The following are a few points you may want to consider when organizing an orientation session for sponsored families or CG members:
- Will a guest speaker with expertise in this area be invited to speak to the group?
- Does the facilitator speak the language of the refugees? If not, will you provide interpreters who are familiar with the subject matter?
- Will this information be delivered on a one-by-one basis or in a small group format?
- Will men and women be separated for the purpose of the orientation?
- Will you make this information part of a mandatory training for your CGs or will their participation be voluntary?
- What local resources will you share?
- What are the power imbalances which you will need to address?
These resources may help you integrate the topic of sexual harassment and assault into your orientation activities:
Produced by the Department of Justice Canada, this booklet is for immigrant and refugee women who are experiencing abuse in a relationship or in a family. It discusses Canadian law, what people’s rights are, and what kind of help is available. It is available in English, French, Albanian, Amharic, Arabic, Chinese, Czech, Hungarian, Punjabi, Romanian, Serbian, Somali, Spanish, Swahili and Tagalog.
These are some action steps which you may need to take once an incidence of sexual harassment has occurred or has been reported:
- If your group will be investigating an alleged incidence, ensure that those investigating are not implicated in the incident.
- Work with authorities if legal action has been brought forward.
- Refer the alleged perpetrator and victim to appropriate services and/or support groups.
- Keep the matter confidential to avoid gossip from spreading and to ensure that victims of the incidence are not further victimized.
- Extend support to witnesses and those indirectly affected through debriefing sessions, preferably with a qualified counsellor or social worker.
- Remind CGs of their responsibilities and obligations as sponsors.

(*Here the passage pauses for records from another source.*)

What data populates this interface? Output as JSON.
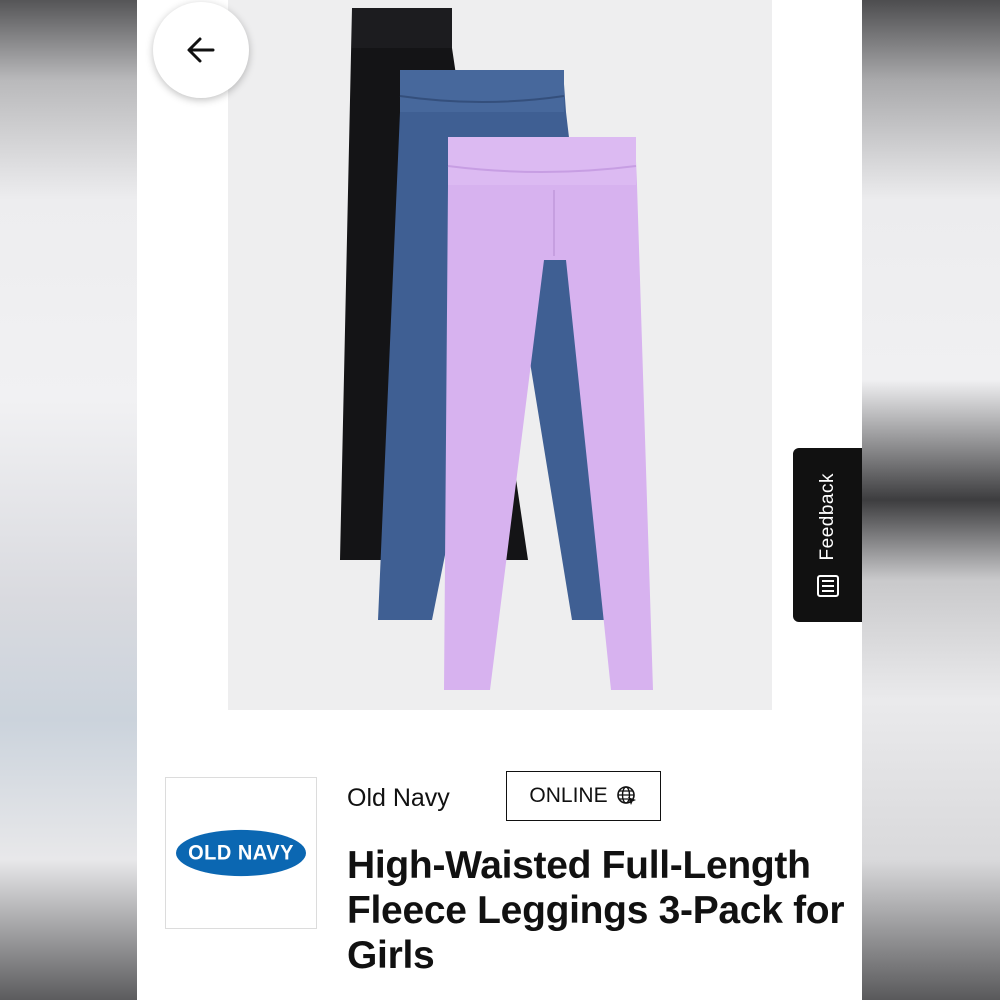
{
  "colors": {
    "page_background": "#ffffff",
    "image_background": "#eeeeef",
    "legging_black": "#141416",
    "legging_blue": "#3f5f93",
    "legging_lavender": "#d7b2ef",
    "logo_blue": "#0b67b2",
    "feedback_tab": "#111111"
  },
  "icons": {
    "back": "arrow-left-icon",
    "feedback": "list-icon",
    "online": "globe-cursor-icon"
  },
  "product": {
    "image_alt": "High-Waisted Full-Length Fleece Leggings 3-Pack",
    "brand_logo_text": "OLD NAVY",
    "brand_name": "Old Navy",
    "availability_badge": "ONLINE",
    "title": "High-Waisted Full-Length Fleece Leggings 3-Pack for Girls"
  },
  "feedback": {
    "label": "Feedback"
  }
}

- Revisit your policies and practices in place to prevent and deal effectively with potential future incidences of sexual harassment or assault.
Where to go for help
In Canada, provincial human rights legislation protects against (sexual) harassment in the public sphere. Sexual harassment also falls within the Canadian Human Rights Act and can be pursued as a claim to the Canadian Human Rights Commission. In terms of sexual assault, the most common legal response is the criminal process.
If you or someone you know is in immediate danger or injured call 911. If you have reported a sexual assault, follow-up with the police to find out whether your claim is or will be investigated. When the police are satisfied that they have a case, they will lay charges. Also contact the police if the accused has contacted the victim while released on bail. In the criminal justice system, crown attorneys represent the broader society, and may therefore subpoena the person affected to appear in court as a witness.
Reporting a sexual assault to the police should be the decision of the victim. Be careful not to push anyone into reporting it. Some women do not report sexual assault to police because of shame, fears, barriers, or re-victimization in the criminal process. Orienting newly arrived refugees about sexual harassment and what supports are available, will help in empowering those affected and reduce intimidation by the system.
Sexual Assault centres
Local sexual assault centres can play an important educative role, and act as advocates for those affected by a sexual assault.